Cela peut paraitre difficile et complexe, mais il faut oser cette complexité si on croit encore avoir un avenir commun et une certaine originalité dans notre identité. C’est là qu’est le chantier. Nulle part ailleurs. Cette originalité, qui a permis à un chrétien d’avoir été pendant 20 ans, Président de la République d’un pays constitué à 95% de musulmans. Et lorsque l’on demanda à un des grands chefs religieux de l’époque pourquoi était-il soutien de Senghor le chrétien à la députation et non Lamine Gueye le musulman, il eu cette formidable réplique: « On ne me demande pas d’élire un imam ». C’est à la fois plein de sagesse et plein d’intelligence. Bien des années plus tard, le monde se déchirait sur des questions religieuses… pendant ce temps, le musulman sénégalais n’avait qu’une seule hâte, que Pâques arrive…

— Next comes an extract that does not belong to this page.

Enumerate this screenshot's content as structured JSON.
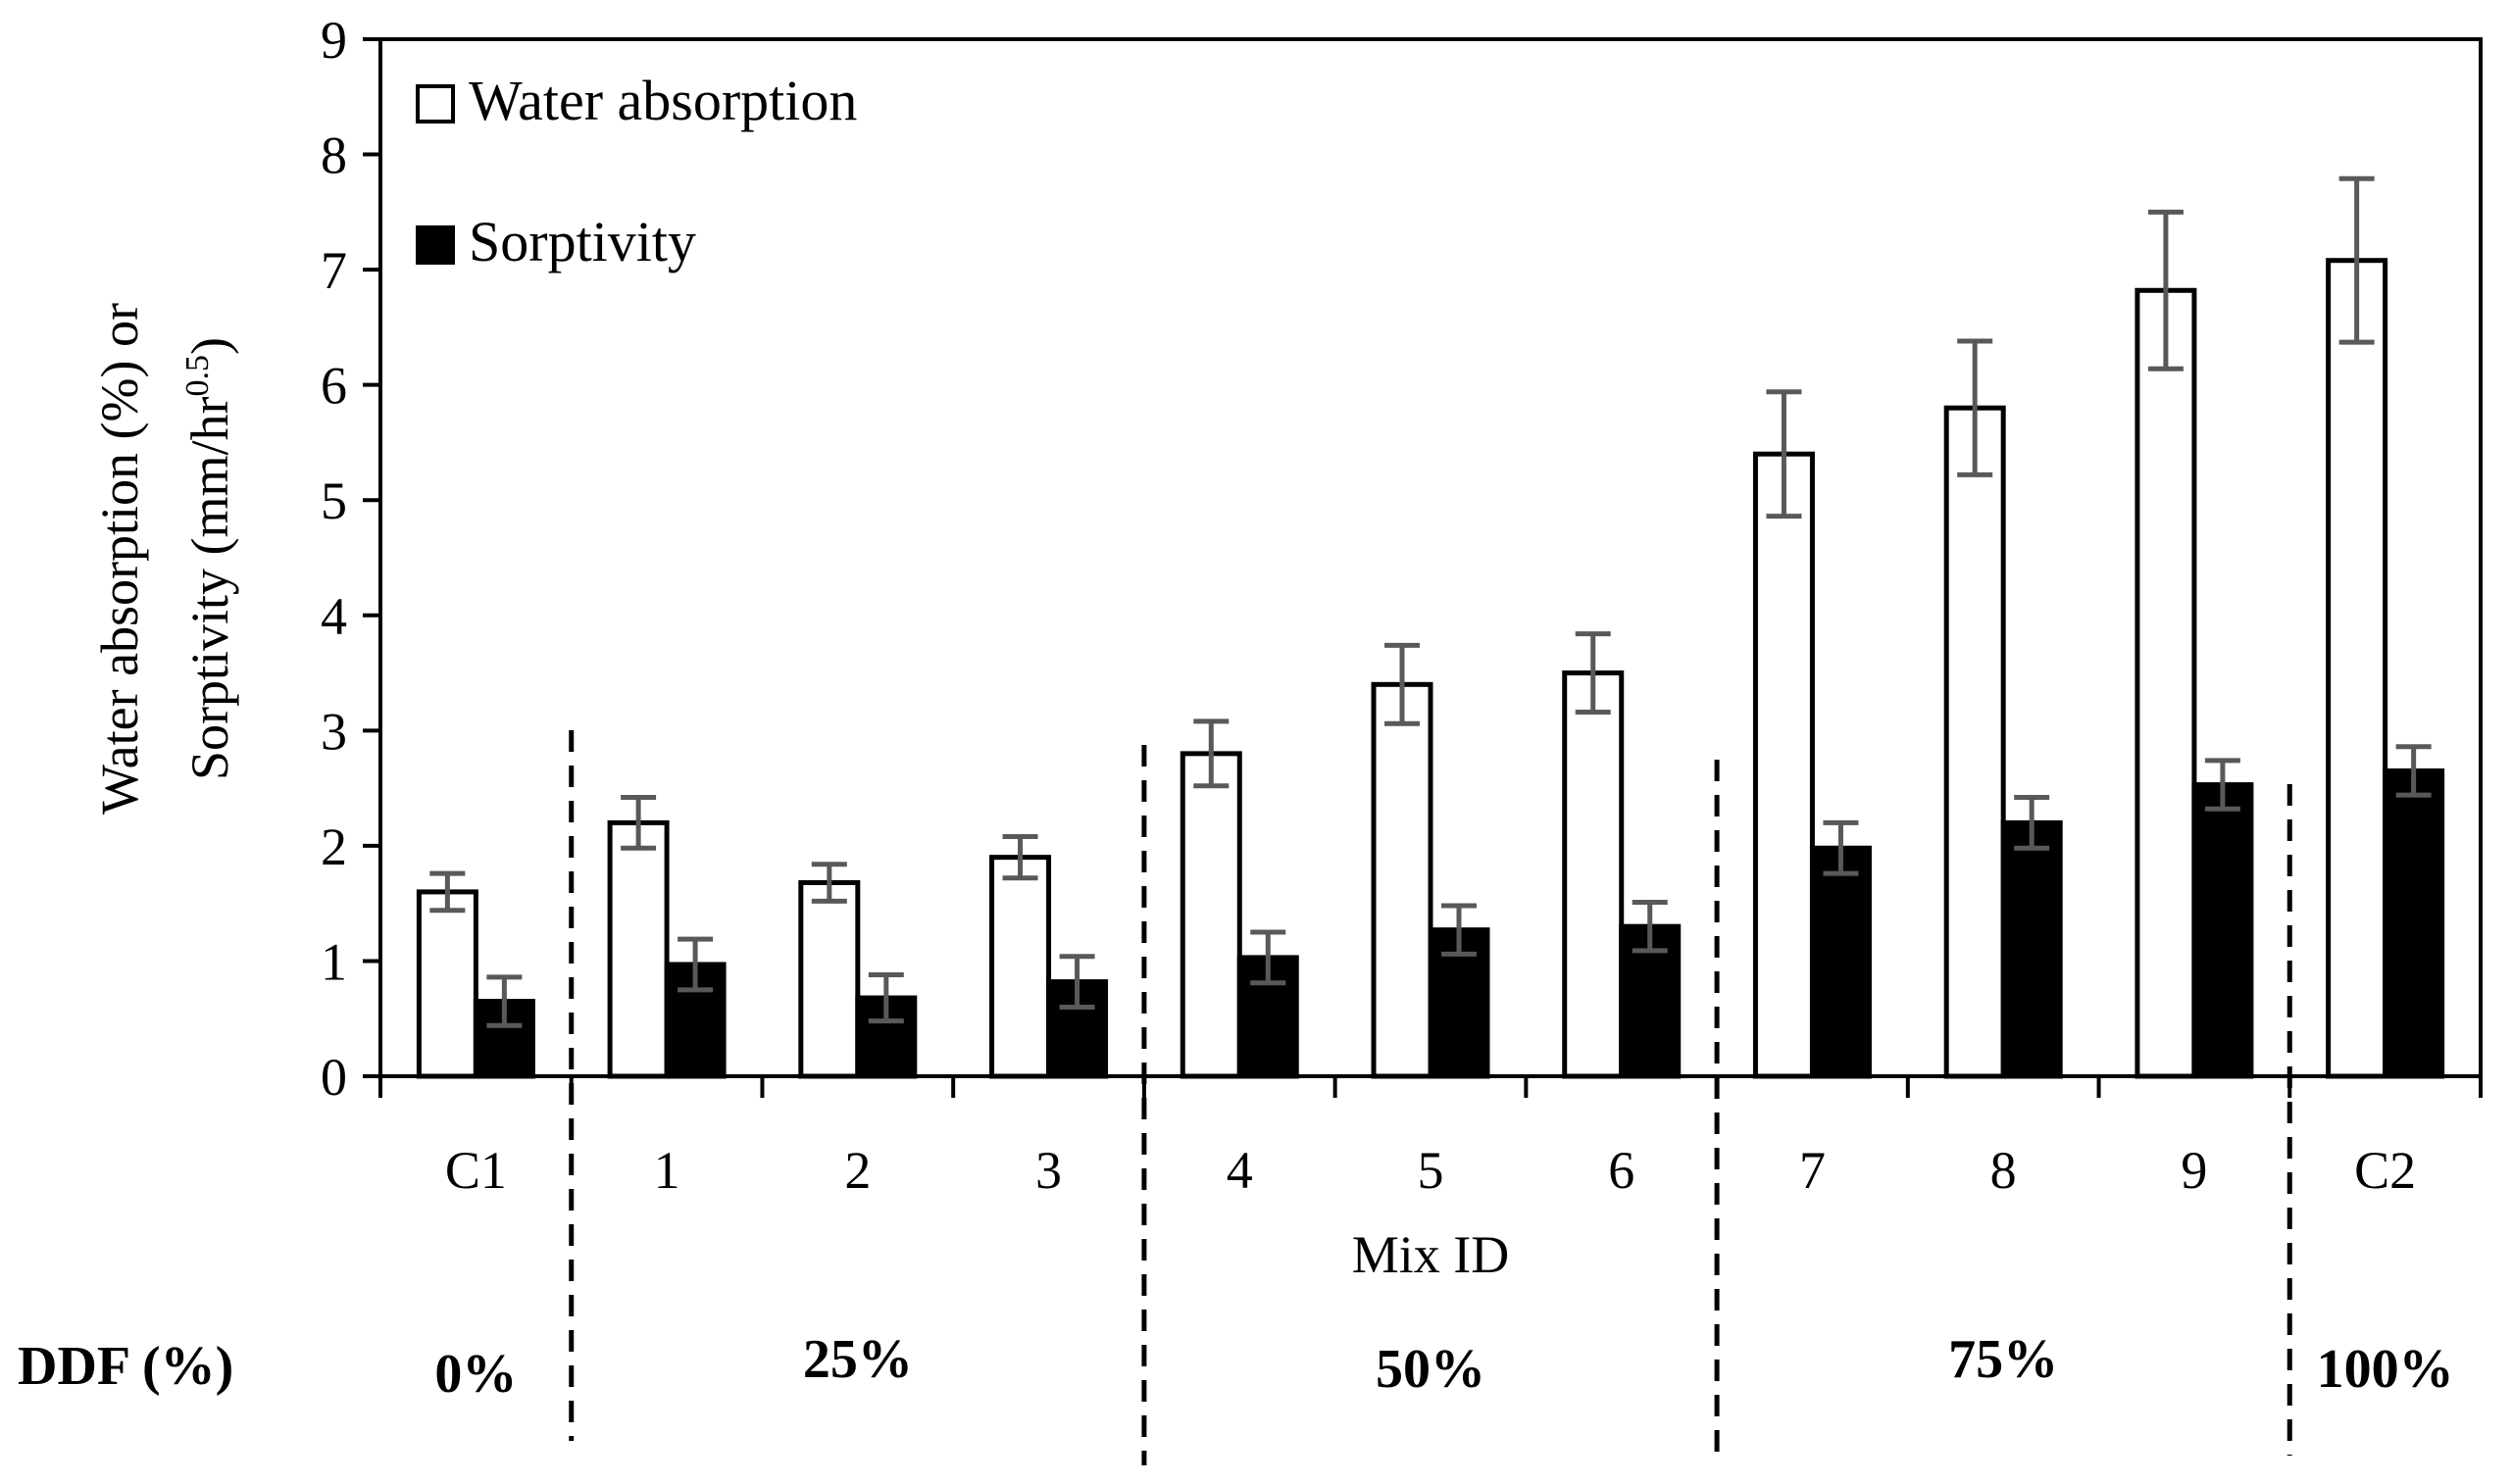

Au regard de tout ceci, une 3eme voie est possible. Les sénégalais en sont capables. On voulait que Touba, Leona, Yoff, respecte l’interdiction des prières du vendredi ? Le Chef de l’Etat a t-il ce leadership ? Un leader le montre dans les périodes de crises. Feu Djibo Kâ (Qu’Allah le comble de ses grâces) en était un. Un vrai. Quand le President Abdoulaye Wade a octroyé au vénéré Serigne Saliou (Qu’Allah l’agrée), le ranch de Doli, Djibo Ka s’est rendu à Touba et a convaincu le guide religieux de ne pas accepter ce cadeau eu égard au fait que ces terres du Djoloff étaient importantes pour les éleveurs Peuls. Ce qui n’était pas évident au départ, Djibo Ka l’a rendu possible. Si le ranch porte son nom aujourd’hui, ce n’est que justice.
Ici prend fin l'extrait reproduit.